只聽得“啊”的一聲慘叫,何太沖背脊中索,從圈子中直摔出來,眼見是活不成了。班淑嫻又驚又悲,一個疏神,三索齊下,只打得她腦漿迸裂,四肢齊折,不成人形。跟著一根黑索一抖,將班淑嫻的屍身從圈子中拋出。

周芷若伏在草叢裏,直瞧得是膽戰心驚,此時卻見圓真邊鬥邊走,退上了峰來,嘴裏叫道:“兀那兩個賊子,有種的便到這裏領死。”二人離松樹尚有數丈,兩根長索從腦後無聲無息的圈到,各自繞住了一人的腰間,雙索齊抖,將二人從百餘丈高的山峰上拋了下去。

周芷若眼見三僧在片刻間連斃昆侖派四位高手,舉重若輕,游刃有餘,武功之高,實是生平罕見,到了神而明之的境界。張無忌亦心中怦怦亂跳,伏在草叢中一動也不敢動。

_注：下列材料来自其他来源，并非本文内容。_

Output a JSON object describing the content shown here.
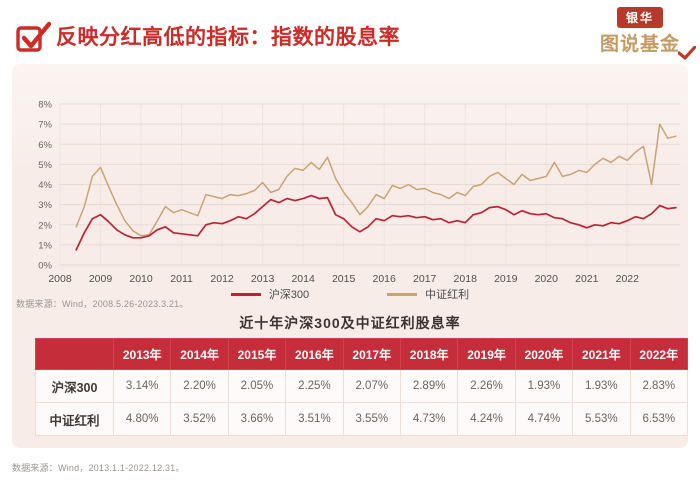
{
  "header": {
    "title": "反映分红高低的指标：指数的股息率",
    "logo": {
      "top": "银华",
      "bottom": "图说基金"
    }
  },
  "chart": {
    "y_tick_labels": [
      "0%",
      "1%",
      "2%",
      "3%",
      "4%",
      "5%",
      "6%",
      "7%",
      "8%"
    ],
    "x_tick_labels": [
      "2008",
      "2009",
      "2010",
      "2011",
      "2012",
      "2013",
      "2014",
      "2015",
      "2016",
      "2017",
      "2018",
      "2019",
      "2020",
      "2021",
      "2022"
    ],
    "legend": [
      {
        "label": "沪深300",
        "color": "#be2136"
      },
      {
        "label": "中证红利",
        "color": "#c7a477"
      }
    ],
    "source_note": "数据来源：Wind，2008.5.26-2023.3.21。"
  },
  "chart_data": {
    "type": "line",
    "title": "",
    "xlabel": "",
    "ylabel": "",
    "ylim": [
      0,
      8
    ],
    "xlim": [
      2008,
      2023.3
    ],
    "grid": true,
    "legend_position": "bottom",
    "x": [
      2008.4,
      2008.6,
      2008.8,
      2009.0,
      2009.2,
      2009.4,
      2009.6,
      2009.8,
      2010.0,
      2010.2,
      2010.4,
      2010.6,
      2010.8,
      2011.0,
      2011.2,
      2011.4,
      2011.6,
      2011.8,
      2012.0,
      2012.2,
      2012.4,
      2012.6,
      2012.8,
      2013.0,
      2013.2,
      2013.4,
      2013.6,
      2013.8,
      2014.0,
      2014.2,
      2014.4,
      2014.6,
      2014.8,
      2015.0,
      2015.2,
      2015.4,
      2015.6,
      2015.8,
      2016.0,
      2016.2,
      2016.4,
      2016.6,
      2016.8,
      2017.0,
      2017.2,
      2017.4,
      2017.6,
      2017.8,
      2018.0,
      2018.2,
      2018.4,
      2018.6,
      2018.8,
      2019.0,
      2019.2,
      2019.4,
      2019.6,
      2019.8,
      2020.0,
      2020.2,
      2020.4,
      2020.6,
      2020.8,
      2021.0,
      2021.2,
      2021.4,
      2021.6,
      2021.8,
      2022.0,
      2022.2,
      2022.4,
      2022.6,
      2022.8,
      2023.0,
      2023.2
    ],
    "series": [
      {
        "name": "中证红利",
        "color": "#c7a477",
        "values": [
          1.9,
          2.9,
          4.4,
          4.85,
          3.9,
          3.0,
          2.2,
          1.7,
          1.45,
          1.5,
          2.2,
          2.9,
          2.6,
          2.75,
          2.6,
          2.45,
          3.5,
          3.4,
          3.3,
          3.5,
          3.45,
          3.55,
          3.7,
          4.1,
          3.6,
          3.75,
          4.4,
          4.8,
          4.7,
          5.1,
          4.75,
          5.35,
          4.3,
          3.6,
          3.1,
          2.5,
          2.9,
          3.5,
          3.3,
          3.95,
          3.8,
          4.0,
          3.75,
          3.8,
          3.6,
          3.5,
          3.3,
          3.6,
          3.45,
          3.9,
          4.0,
          4.4,
          4.6,
          4.3,
          4.0,
          4.5,
          4.2,
          4.3,
          4.4,
          5.1,
          4.4,
          4.5,
          4.7,
          4.6,
          5.0,
          5.3,
          5.1,
          5.4,
          5.2,
          5.6,
          5.9,
          4.0,
          7.0,
          6.3,
          6.4
        ]
      },
      {
        "name": "沪深300",
        "color": "#be2136",
        "values": [
          0.75,
          1.6,
          2.3,
          2.5,
          2.15,
          1.75,
          1.5,
          1.35,
          1.35,
          1.45,
          1.75,
          1.9,
          1.6,
          1.55,
          1.5,
          1.45,
          2.0,
          2.1,
          2.05,
          2.2,
          2.4,
          2.3,
          2.55,
          2.9,
          3.25,
          3.1,
          3.3,
          3.2,
          3.3,
          3.45,
          3.3,
          3.35,
          2.5,
          2.3,
          1.9,
          1.65,
          1.9,
          2.3,
          2.2,
          2.45,
          2.4,
          2.45,
          2.35,
          2.4,
          2.25,
          2.3,
          2.1,
          2.2,
          2.1,
          2.5,
          2.6,
          2.85,
          2.9,
          2.75,
          2.5,
          2.7,
          2.55,
          2.5,
          2.55,
          2.35,
          2.3,
          2.1,
          2.0,
          1.85,
          2.0,
          1.95,
          2.1,
          2.05,
          2.2,
          2.4,
          2.3,
          2.55,
          2.95,
          2.8,
          2.85
        ]
      }
    ]
  },
  "table": {
    "title": "近十年沪深300及中证红利股息率",
    "headers": [
      "",
      "2013年",
      "2014年",
      "2015年",
      "2016年",
      "2017年",
      "2018年",
      "2019年",
      "2020年",
      "2021年",
      "2022年"
    ],
    "rows": [
      {
        "label": "沪深300",
        "values": [
          "3.14%",
          "2.20%",
          "2.05%",
          "2.25%",
          "2.07%",
          "2.89%",
          "2.26%",
          "1.93%",
          "1.93%",
          "2.83%"
        ]
      },
      {
        "label": "中证红利",
        "values": [
          "4.80%",
          "3.52%",
          "3.66%",
          "3.51%",
          "3.55%",
          "4.73%",
          "4.24%",
          "4.74%",
          "5.53%",
          "6.53%"
        ]
      }
    ],
    "source_note": "数据来源：Wind，2013.1.1-2022.12.31。"
  },
  "colors": {
    "accent_red": "#ce2a27",
    "table_header_red": "#c62d3a",
    "panel_bg": "#f8ece8",
    "gridline": "#e7dad4",
    "gridline_vertical": "#efe4df"
  }
}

只聽圓真恭恭敬敬的道:“三位太師叔神功蓋世,圓真奉方丈師叔之命,謹來向三位師叔請安,並有幾句話要對那囚徒言講。”

一個枯槁的聲音道:“空見師侄德高藝深,我三人最為眷愛,原期他發揚少林一派武學,不幸命喪此奸人之手。這奸人既是死有餘辜,一刀殺了便是,何必諸多羅嗦,擾我三人清修?”

圓真躬身道:“太師叔吩咐得是。但方丈師叔言道,我恩師何等功夫,豈是這奸人所能加害?將他囚在此間,是為引得他同黨來救,好逐一除去。再要他交出屠龍寶刀,以免該刀落入別派手中,折了本派千百年威望。”

張無忌聽到這裏,不由暗暗切齒,周芷若亦想:這圓真詭計多端,一番花言巧語,便假這三位高僧之手,屠戮武林中人。只聽一名老僧哼了一聲,道:“你跟他講罷。”

此時大雨兀自未止,雷聲隆隆不絕。圓真走到三株松樹之間,跪在地下,對著地面道:“謝遜,只須你說出屠龍刀的所在,我立時便放你離開。”張無忌大為奇怪,想:怎地他對著地面說話,難道此處有一地牢,我義父囚在其中?忽聽得一個聲音清越的老僧怒道:“圓真,出家人不打誑語,你何以騙他?他若說出藏刀的所在,難道你當真便放了他麽?武林中人信義為先、言出如箭,縱對大奸大惡,少林弟子也不能失信於人。”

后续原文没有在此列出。